Write now: write down a dream of life as you’d like it to be at some point in the future. Give your inner critic a sleeping pill and call in your muse to help you be creative. Be precise and specific about describing details that make it real. Include whimsical elements like that stream. Include emotions and feelings you expect to have. Don’t worry about editing or spelling. Just write it all down. It’s worked for me to file this stuff away and forget about it. Most gurus have you post it on your wall and keep it in sight to keep its power alive. Follow your instincts on this. Years from now, you’ll find it again and have something to remember, write about, and maybe share with your family and the world.

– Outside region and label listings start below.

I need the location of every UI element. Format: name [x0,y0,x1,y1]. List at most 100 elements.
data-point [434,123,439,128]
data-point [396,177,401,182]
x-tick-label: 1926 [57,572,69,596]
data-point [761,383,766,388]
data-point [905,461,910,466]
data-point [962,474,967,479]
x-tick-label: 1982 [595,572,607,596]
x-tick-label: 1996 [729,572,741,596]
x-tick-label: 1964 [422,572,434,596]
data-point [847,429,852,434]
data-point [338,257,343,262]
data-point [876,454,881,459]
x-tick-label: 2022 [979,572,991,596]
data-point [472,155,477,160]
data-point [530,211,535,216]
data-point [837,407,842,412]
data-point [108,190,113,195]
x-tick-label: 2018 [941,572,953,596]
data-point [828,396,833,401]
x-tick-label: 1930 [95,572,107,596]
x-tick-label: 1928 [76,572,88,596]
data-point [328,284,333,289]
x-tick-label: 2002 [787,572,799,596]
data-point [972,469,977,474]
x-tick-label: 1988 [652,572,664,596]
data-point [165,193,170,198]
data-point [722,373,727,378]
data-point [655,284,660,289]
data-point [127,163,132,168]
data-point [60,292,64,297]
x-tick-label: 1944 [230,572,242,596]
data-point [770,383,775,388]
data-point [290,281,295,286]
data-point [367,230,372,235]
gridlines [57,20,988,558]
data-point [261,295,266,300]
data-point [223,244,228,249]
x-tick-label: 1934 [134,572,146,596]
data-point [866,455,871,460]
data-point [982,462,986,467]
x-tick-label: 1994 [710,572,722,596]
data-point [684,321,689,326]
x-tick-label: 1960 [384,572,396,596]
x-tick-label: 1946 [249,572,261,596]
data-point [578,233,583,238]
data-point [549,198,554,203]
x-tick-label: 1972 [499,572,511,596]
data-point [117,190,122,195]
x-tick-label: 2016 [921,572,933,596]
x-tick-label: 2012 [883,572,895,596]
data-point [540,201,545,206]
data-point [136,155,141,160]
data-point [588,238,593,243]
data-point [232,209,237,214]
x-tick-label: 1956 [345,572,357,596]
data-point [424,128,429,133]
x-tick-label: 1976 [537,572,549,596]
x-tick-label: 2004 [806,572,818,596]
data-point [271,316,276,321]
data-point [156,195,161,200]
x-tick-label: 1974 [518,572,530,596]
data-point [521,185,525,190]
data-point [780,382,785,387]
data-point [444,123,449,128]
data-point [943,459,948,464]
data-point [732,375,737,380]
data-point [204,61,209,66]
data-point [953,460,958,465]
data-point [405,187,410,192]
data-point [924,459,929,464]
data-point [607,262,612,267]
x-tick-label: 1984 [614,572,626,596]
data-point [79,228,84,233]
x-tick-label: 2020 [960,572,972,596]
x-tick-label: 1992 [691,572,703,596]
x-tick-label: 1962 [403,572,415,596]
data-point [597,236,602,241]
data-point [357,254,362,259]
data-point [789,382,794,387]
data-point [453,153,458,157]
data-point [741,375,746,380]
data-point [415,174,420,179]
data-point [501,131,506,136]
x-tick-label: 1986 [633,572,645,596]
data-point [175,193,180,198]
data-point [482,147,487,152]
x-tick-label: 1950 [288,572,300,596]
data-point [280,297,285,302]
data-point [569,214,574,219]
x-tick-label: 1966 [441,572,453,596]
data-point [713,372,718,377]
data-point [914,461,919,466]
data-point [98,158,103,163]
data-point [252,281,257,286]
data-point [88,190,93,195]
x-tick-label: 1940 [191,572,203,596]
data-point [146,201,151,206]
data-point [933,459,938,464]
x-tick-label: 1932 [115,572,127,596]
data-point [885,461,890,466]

Image credit: Ruben Alexander
4 comments :
Yes, Karen, I agree. Wow! I goosebumps thinking about this. Magical? Mystical? Who knows? Who cares?
I, too, have a collection of abandoned journals. Periodically I have attempted to keep a journal, with no lasting success. Even so, it is enlightening to go back to some period of time and reread what I was thinking, worrying, and, yes, dreaming about.
wow.. really nice. Everyone has dreams and you described well. Interesting :)
Ruth, IMO any journal entries we make create lasting success in small pieces. I've concluded there is no RIGHT way to journal, only what works for me, and for you. Just like writing. Even the craft of writing evolves. Techniques that dazzled a century ago seem stale, outdated today. Self-exploration is not a new concept, but tools for doing it evolve. I spent several years journaling daily. That served a purpose. I'm less structured now. Sometimes writing by hand works best, sometimes the keyboard suits my purpose. Mostly I "journal" via email.